Akhirnya, orang Turki sangat melanggar Konvensi Montreux dengan menyombongkan diri mereka sendiri hak untuk menggeledah kapal asing. Misalnya, pada tahun 1997, Republik Siprus ingin membeli sistem rudal anti-pesawat S-300 dari Federasi Rusia, yang merupakan masalah rutin pada tahun-tahun itu. Dan Rusia menjual S-300, dan Amerika memasok kompleks Patriot serupa ke lusinan negara, termasuk Mediterania. Namun kemudian pemerintah Turki mengumumkan akan menyita secara paksa kapal-kapal yang membawa S-300 ke Siprus, dan bahkan melakukan pencarian ilegal di selat beberapa kapal yang berbendera Ukraina, Mesir, Ekuador, dan Guinea Khatulistiwa.

Perhatikan bahwa mudah untuk mengirimkan S-300 ke Siprus dari Baltik di bawah pengawalan kapal perang Rusia dan Yunani. Tetapi pemerintah Yeltsin tidak menyetujui hal ini dan diam-diam menyaksikan orang-orang Turki dengan menantang menghapus kaki mereka di Konvensi Montreux.

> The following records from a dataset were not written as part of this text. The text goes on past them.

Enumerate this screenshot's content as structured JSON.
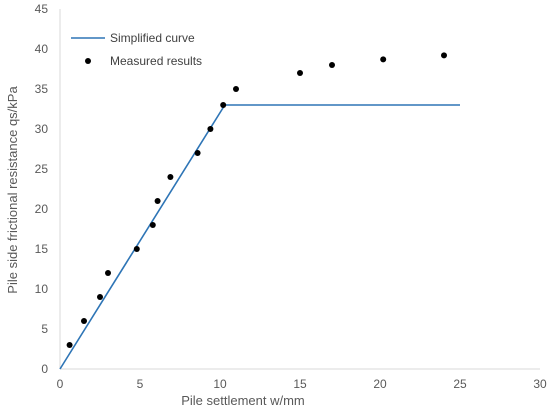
{
  "chart_data": {
    "type": "scatter",
    "xlabel": "Pile settlement w/mm",
    "ylabel": "Pile side frictional resistance qs/kPa",
    "xlim": [
      0,
      30
    ],
    "ylim": [
      0,
      45
    ],
    "xticks": [
      0,
      5,
      10,
      15,
      20,
      25,
      30
    ],
    "yticks": [
      0,
      5,
      10,
      15,
      20,
      25,
      30,
      35,
      40,
      45
    ],
    "grid": false,
    "legend_position": "top-left",
    "series": [
      {
        "name": "Simplified curve",
        "kind": "line",
        "color": "#2e75b6",
        "points": [
          [
            0,
            0
          ],
          [
            10.3,
            33
          ],
          [
            25,
            33
          ]
        ]
      },
      {
        "name": "Measured results",
        "kind": "scatter",
        "color": "#000000",
        "points": [
          [
            0.6,
            3
          ],
          [
            1.5,
            6
          ],
          [
            2.5,
            9
          ],
          [
            3.0,
            12
          ],
          [
            4.8,
            15
          ],
          [
            5.8,
            18
          ],
          [
            6.1,
            21
          ],
          [
            6.9,
            24
          ],
          [
            8.6,
            27
          ],
          [
            9.4,
            30
          ],
          [
            10.2,
            33
          ],
          [
            11.0,
            35
          ],
          [
            15.0,
            37
          ],
          [
            17.0,
            38
          ],
          [
            20.2,
            38.7
          ],
          [
            24.0,
            39.2
          ]
        ]
      }
    ]
  }
}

Omong-omong, saya tidak mengetahui protes pemerintah Rusia atas pelanggaran konvensi lainnya. Mungkin salah satu diplomat kita mengeluh, mungkin meringis. Tetapi apakah reaksi seperti itu layak untuk negara kita? Federasi Rusia memiliki pengaruh yang cukup, dari ekonomi hingga militer, untuk mengingatkan Turki pada postulat kuno - Pacta sunt servanda - bahwa perjanjian harus dihormati.